Imagine a place where 19 massive breweries crank out product for only 9,000 people who drink beer, many operating at a loss, hoping for the day when thousands of new customers get thirsty for their product.
Welcome to the world of medical marijuana in Illinois.
Right now, the fledgling program has an oversupply of product, with a relatively small number of customers. As of July 31, just 8,891 patients had qualified for medical cannabis cards in Illinois, with 19 cultivation centers shipping pot to dispensaries statewide. Each of the massive facilities cost millions to construct, but the state says all of the sites combined have only done about $11 million in business since the program launched last year.
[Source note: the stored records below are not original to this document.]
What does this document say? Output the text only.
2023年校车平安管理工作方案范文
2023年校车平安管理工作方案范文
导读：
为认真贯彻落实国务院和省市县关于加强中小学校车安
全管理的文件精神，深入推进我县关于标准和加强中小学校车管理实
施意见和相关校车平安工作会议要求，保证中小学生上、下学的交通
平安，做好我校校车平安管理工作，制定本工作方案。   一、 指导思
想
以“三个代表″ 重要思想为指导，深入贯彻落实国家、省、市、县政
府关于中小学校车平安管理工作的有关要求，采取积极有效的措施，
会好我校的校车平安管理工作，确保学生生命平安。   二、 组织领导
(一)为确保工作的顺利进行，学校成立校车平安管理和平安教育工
In July, 5,900 unique patients purchased about 313 pounds of pot at the state’s 40 dispensaries.
“We have right here, one of the safest and most effective drugs known to man,” says Tim McGraw, CEO of Revolution Enterprises, which operates two cultivation centers in Illinois. “The verdict is in, the science is in, cannabis saves lives and is very effective medicine.”
Standing in a lab at Revolution’s giant cultivation site in downstate Delavan, McGraw pointed out his facility’s ongoing research into new strains, and the strict regulations under which he and other growers operate.
“Anything that comes out of these facilities is third party sampled and third party tested,” he said. “It’s just the purest cannabis in any state, period!”
The Revolution site is impressive. Room after room of plants in various stages of development (20 available rooms in all); labs devoted to genetics and new strains of cannabis; kitchens cranking out candies and other edibles, each carrying marijuana’s key active ingredients which many patients say have changed their lives for the better.
“About every 21 days, one of these rooms gets harvested,” he said. “We’re only using five of the 20 right now.”
That’s plenty of room for future expansion, already under a football-field sized roof.
“We really walk the walk,” says Chief Operating Officer Dustin Shroyer. “We’re trying to figure out what the cannabis medicines of tomorrow are going to be.”
The cannabis medicines of today are only permitted for 41 conditions in Illinois. Two of those, PTSD and conditions surrounding terminal illnesses are brand new. Cultivators say they are confident those two categories alone, will help to increase a customer base which if packed into Wrigley Field, would currently need to bring along 32,000 friends to fill the park.
“We’re already adding about a thousand patients a month,” says McGraw, who indicated the industry hopes to identify as many as 16,000 users by the end of this year. “We only need 25 to 30 thousand patients for it to sustain itself.”
Other states have painted with a broader brush. California, for example, permits wide categories like “chronic pain” or even “insomnia” for a program which critics say is almost laughably permissive.
From its inception, Illinois took exactly the opposite approach.
“Certainly there’s always a fear of abuse,” says Jack Campbell, the state’s medical cannabis director. “We’re going slowly to look at these.”
But McGraw complains that pain is one area where thousands of patients could get immediate relief from his medicine.
“We’re one of the few states that doesn’t allow for the treatment of pain with cannabis,” he says. “It’s obvious that this is helping a lot of people, and at the end of the day, nobody is getting hurt!”
There is one change on the horizon which could mean more patients. Under the program’s original rules, doctors had to recommend in writing that patients in their care might benefit from cannabis. And many were hesitant to do so.
Streamlined changes signed into law by Governor Bruce Rauner this summer call only for doctors to certify the patient’s qualifying condition. That could mean thousands more customers, even if new maladies aren’t immediately added to the list.
In the meantime, how long can McGraw sustain his operations in Illinois?
“As long as we need to,” he said. “It’s not going away. Cannabis is here to stay in Illinois!”
Campbell, the Illinois director, echoes those sentiments.
“The anticipation is that the day will come when there will be many more thousands of patients,” he said. “And it will take facilities as large as this, or larger, to actually create enough medical cannabis to get it to all the patients.”